Golf is generally considered to be on the decline in Japan, down from its peak in the 1990s before an economic bubble burst, and perhaps infrastructure was over-built.
While there have been many Japanese players to make the PGA TOUR, fans of the game received a boost when Hideki Matsuyama took home the 2021 Masters, the first major championship for any men’s golfer from Japan.
China would be the “late bloomer” in the Asian golf scene. The game (along with the land and everything else) is extremely expensive in China, with prices that often would make even casual European and American golfers blush. It is a sport that isn’t even entertained by the middle class, but there is a big push from the wealthy to expand it’s presence within China.
While China only has around 500 courses, it has a very interesting history with the game. There were no courses until the 1980s, and for most of the 2000s it has technically been illegal on a federal level to build more golf courses due to water and land conservation concerns. However on a local level many courses have still been built in order to cancel out the over 100 that have been forced closed by the government in that time. China also hosts the largest golf facility in the world: the 22-course, 396-hole resort at Mission Hills.
All in all, China boasts arguably the most rapidly growing population in the golf world. While the number of golfers and courses can’t compare to its neighbors (much less the West) at the moment, it is projected that there could be up to 20 million golfers in China in a decade, putting it on par with the USA as far as total golfers. It should be noted, however, that this has been projected before, but the numbers never materialized.
Where Is Golf The Most Popular Sport?
Golf is the most popular sport in the British Isles, closest to where it originated, and even more specifically Scotland and Ireland.
Scotland boasts the most golf courses per capita in the world, with one course for every 9,000 people or so. For comparison, despite the USA having dramatically more courses in total, there is still only 1 course for every 20,000 people.
In Ireland, however, the game might be even more popular. Despite having fewer courses, the Irish population of around 5 million played over 5 million rounds of golf in 2022, and the rate was similar in Northern Ireland. The rate drops off slightly for Scotland and England and Wales. The only country who can boast a similar rate of play is South Korea, and only in recent years. Many nations that are associated with golf only see a fraction of this many rounds, per capita.

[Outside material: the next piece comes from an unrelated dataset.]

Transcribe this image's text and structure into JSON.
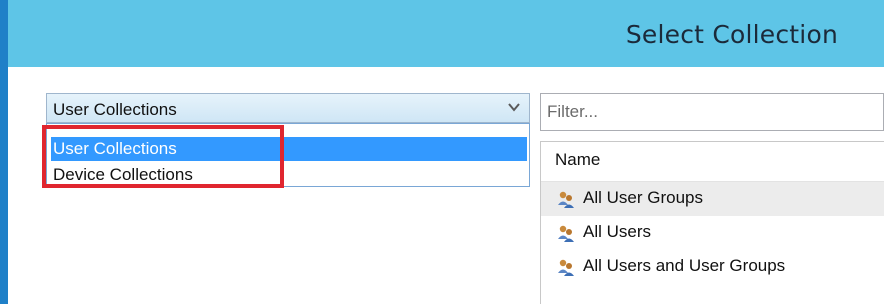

Many people might wonder “What is it about golf? Why do people even play?” But at the same time those who do get into it are crazy about it. The game has managed to grow despite a lot of economic and environmental challenges working against it in the past 50 years.
Ultimately, the question of why is golf so popular is usually personal. For most, there is not just one reason, but a laundry list of reasons. The great thing about golf is, on some days, you get to shoot a great score, or hit some great shots, and that makes it fun. On the days that you don’t, you still get exercise. You still get life lessons. You still get alone time or time with friends, family, or even complete strangers that you would never get anywhere else. You still get the outdoors, fresh air, and a sense of escape. You still have an opportunity to learn something about yourself or about life.
But one thing all golfers have in common is: no matter how hard it might be, or what you might have accomplished, there’s no end to the “milestones” in golf. And in some twisted way the game never gets less challenging, no matter how good you become. Because no matter how well or how poorly today went, the only shot that ever really matters is the next one.
Again quoting Moe Norman “Its price is high, its rewards are richer. For those of us who know and love it, golf is truly happiness.”